Money not priority in line up decision
Sauber are insistent that money will not be there priority when it comes to picking its final 2017 Formula 1 driver line-up. The Swiss team had difficult start to the season with it having to halt car development and left the future of the team in doubt.
But a deal with investment firm Longbow Finance to take over the outfit has resurrected its fortunes and finally allowed the team to begin a new update programme and lift hopes for a step forward next year. The deal means the team will not need drivers with the biggest sponsorship backing.
Team Principal Monisha Kaltenborn has told Motorsport.com “”We have never at Sauber just taken a decision for financial reasons and we are known for that,” Kaltenborn told Motorsport.com.
“Financial reasons have to be considered, but we have always looked at the driver and have to be first convinced of the driver when we take him as a race driver. If money is required, which isn’t the current situation, not only for us, then one would have to take that into consideration as well.”
Marcus Ericsson looks set to stay as the financial support comes from his backers. But Felipe Nasr remains s in strong contention although has also been linked with Williams.
Kaltenborn said that both men had delivered in difficult circumstances this year, but was well aware of how important it was for them to bring points before the end of the campaign. She added that Sauber was in no rush to finalise its driver plans, even though the market elsewhere was moving fast.
When asked when we could expect an announcement, Kaltenborn said: “In due course. We are not giving any time lines. We will announce when we are ready.”
McLaren set for strong finish season
Jenson Button says that McLaren upgrades should allow the team to get a strong finish to this season and has even set his sights on challenging Ferrari.
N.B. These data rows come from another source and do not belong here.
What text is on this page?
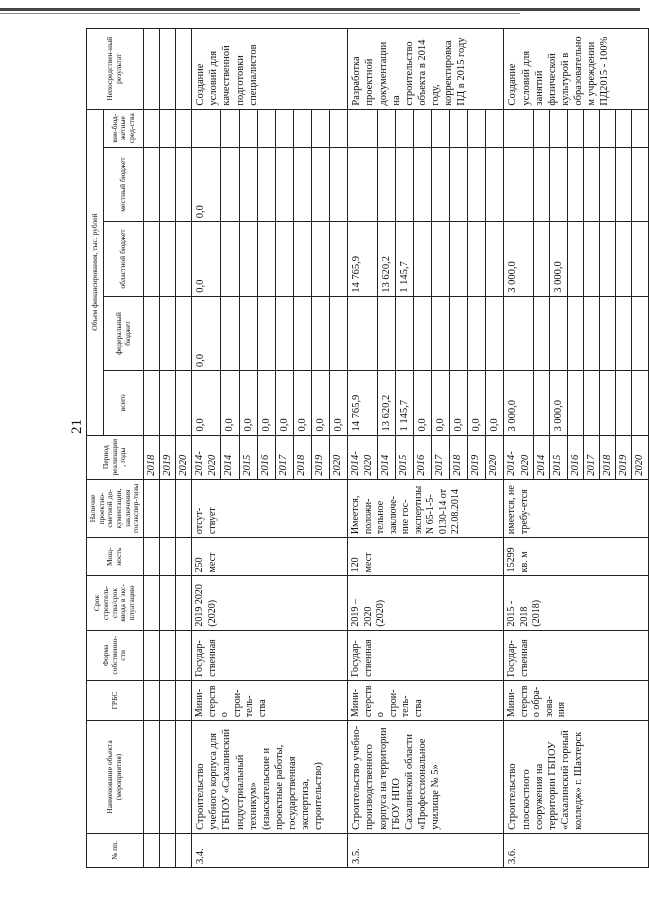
21
№ пп.	Наименование объекта (мероприятия)	ГРБС	Форма собственно-сти	Срок строитель-ства/срок ввода в экс-плуатацию	Мощ-ность	Наличие проектно-сметной до-кументации, заключения госэкспер-тизы	Период реализации, годы	Объем финансирования, тыс. рублей					Непосредствен-ный результат
								всего	федеральный бюджет	областной бюджет	местный бюджет	вне-бюд-жетные сред-ства	
							2018						
							2019						
							2020						
3.4.	Строительство учебного корпуса для ГБПОУ «Сахалинский индустриальный техникум» (изыскательские и проектные работы, государственная экспертиза, строительство)	Мини-стерство строи-тель-ства	Государ-ственная	2019 2020 (2020)	250 мест	отсут-ствует	2014-2020	0,0	0,0	0,0	0,0		Создание условий для качественной подготовки специалистов
							2014	0,0					
							2015	0,0					
							2016	0,0					
							2017	0,0					
							2018	0,0					
							2019	0,0					
							2020	0,0					
3.5.	Строительство учебно-производственного корпуса на территории ГБОУ НПО Сахалинской области «Профессиональное училище № 5»	Мини-стерство строи-тель-ства	Государ-ственная	2019 – 2020 (2020)	120 мест	Имеется, положи-тельное заключе-ние гос-экспертизы N 65-1-5-0130-14 от 22.08.2014	2014-2020	14 765,9		14 765,9			Разработка проектной документации на строительство объекта в 2014 году, корректировка ПД в 2015 году
							2014	13 620,2		13 620,2			
							2015	1 145,7		1 145,7			
							2016	0,0					
							2017	0,0					
							2018	0,0					
							2019	0,0					
							2020	0,0					
3.6.	Строительство плоскостного сооружения на территории ГБПОУ «Сахалинский горный колледж» г. Шахтерск	Мини-стерство обра-зова-ния	Государ-ственная	2015 - 2018 (2018)	15299 кв. м	имеется, не требу-ется	2014-2020	3 000,0		3 000,0			Создание условий для занятий физической культурой в образовательном учреждении ПД2015 - 100%
							2014						
							2015	3 000,0		3 000,0			
							2016						
							2017						
							2018						
							2019						
							2020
2016 has been a much stronger season with reliability and performance have been steady rather than drastic this year, though favourable circuits and engine upgrades are on the horizon. Button has warned other teams that McLaren could be on the charge next season
He told Sky Sports “We’ve made massive gains over the last 12 months and if you look at what we have coming in the future, we should be able to fight towards the end of the year with teams that are a above us at the moment. Ferrari would be one of them.”
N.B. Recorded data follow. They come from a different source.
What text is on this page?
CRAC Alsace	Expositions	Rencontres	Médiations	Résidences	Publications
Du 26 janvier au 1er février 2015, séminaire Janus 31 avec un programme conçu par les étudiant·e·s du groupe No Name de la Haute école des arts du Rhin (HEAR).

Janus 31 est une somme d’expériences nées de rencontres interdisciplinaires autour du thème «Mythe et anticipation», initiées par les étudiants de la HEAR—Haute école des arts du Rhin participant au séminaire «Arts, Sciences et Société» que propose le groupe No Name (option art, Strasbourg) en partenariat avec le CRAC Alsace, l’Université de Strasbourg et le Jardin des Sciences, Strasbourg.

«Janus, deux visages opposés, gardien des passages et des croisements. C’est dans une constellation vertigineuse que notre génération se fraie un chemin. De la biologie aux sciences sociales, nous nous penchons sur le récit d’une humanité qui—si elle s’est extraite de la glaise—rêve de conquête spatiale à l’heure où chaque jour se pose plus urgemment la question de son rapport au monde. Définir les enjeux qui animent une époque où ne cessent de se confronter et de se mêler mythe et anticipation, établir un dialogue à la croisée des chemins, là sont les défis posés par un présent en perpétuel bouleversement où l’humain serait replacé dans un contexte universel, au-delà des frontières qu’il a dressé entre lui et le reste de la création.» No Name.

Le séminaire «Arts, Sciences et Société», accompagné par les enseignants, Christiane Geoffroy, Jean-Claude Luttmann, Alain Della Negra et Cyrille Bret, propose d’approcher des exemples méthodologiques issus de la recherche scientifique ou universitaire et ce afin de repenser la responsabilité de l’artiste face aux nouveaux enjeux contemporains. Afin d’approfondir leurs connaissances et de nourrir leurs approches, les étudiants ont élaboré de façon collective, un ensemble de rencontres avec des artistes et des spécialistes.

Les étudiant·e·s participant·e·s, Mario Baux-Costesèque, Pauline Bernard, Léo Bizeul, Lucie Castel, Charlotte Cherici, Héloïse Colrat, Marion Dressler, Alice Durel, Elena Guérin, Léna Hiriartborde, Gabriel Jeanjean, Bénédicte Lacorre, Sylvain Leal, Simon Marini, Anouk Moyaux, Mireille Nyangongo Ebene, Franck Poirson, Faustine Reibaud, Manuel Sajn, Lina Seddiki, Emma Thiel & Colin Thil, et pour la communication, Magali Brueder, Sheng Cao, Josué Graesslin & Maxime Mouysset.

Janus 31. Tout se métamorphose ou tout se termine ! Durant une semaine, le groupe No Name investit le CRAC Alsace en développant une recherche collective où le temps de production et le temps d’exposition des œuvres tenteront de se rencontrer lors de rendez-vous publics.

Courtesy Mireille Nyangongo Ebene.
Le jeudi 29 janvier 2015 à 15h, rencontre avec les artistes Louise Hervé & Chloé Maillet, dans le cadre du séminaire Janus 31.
McLaren are currently sixth in the constructors championship and Button is optimistic they could do better. He says for next week’s race at Sepang the team could see gains in performance as they may be fighting Ferrari. Though back-to-back races in Belgium and Italy didn’t quite suit their package.
Team boss Eric Boullier said “Despite spending the next few weeks far away from the UK, our development push is still ongoing and we’re still working hard on achieving performance improvements right up to the end of the season.”
Big progress made – Taffin
Renault technical director Remi Taffin says there engine performance in the Italian Grand Prix shows it has made “big progress” in Formula One. Red Bull there only customer team nearly get a second off their best time in 2015.
Speaking to Autosport Taffin said “We had a trouble free weekend, so the clear picture of the engine is there. We know Mercedes is in front and that Ferrari is, too, but we saw in the race, there is no problem getting past another car when it is needed.
He says the fact we have made big progress doesn’t mean there isn’t a long way to go. When asked about the relative gaps to Mercedes, Ferrari and Honda, Taffin said: “We still have a small way to go to Ferrari. I guess Ferrari is halfway to the gap we have got to Mercedes. Honda are catching but they are quite a way behind us.”
Renault made a late call to bring a upgraded engine package in Singapore this weekend, has improved both in terms of reliability and power, with Taffin targeting reaching the end of the year without any penalties. He says “I have to cross fingers when I talk about that [reliability] but it’s true we have a good record.”
“We’re the only engine manufacturer to not have got a penalty on that and it’s clear we have to get the record.”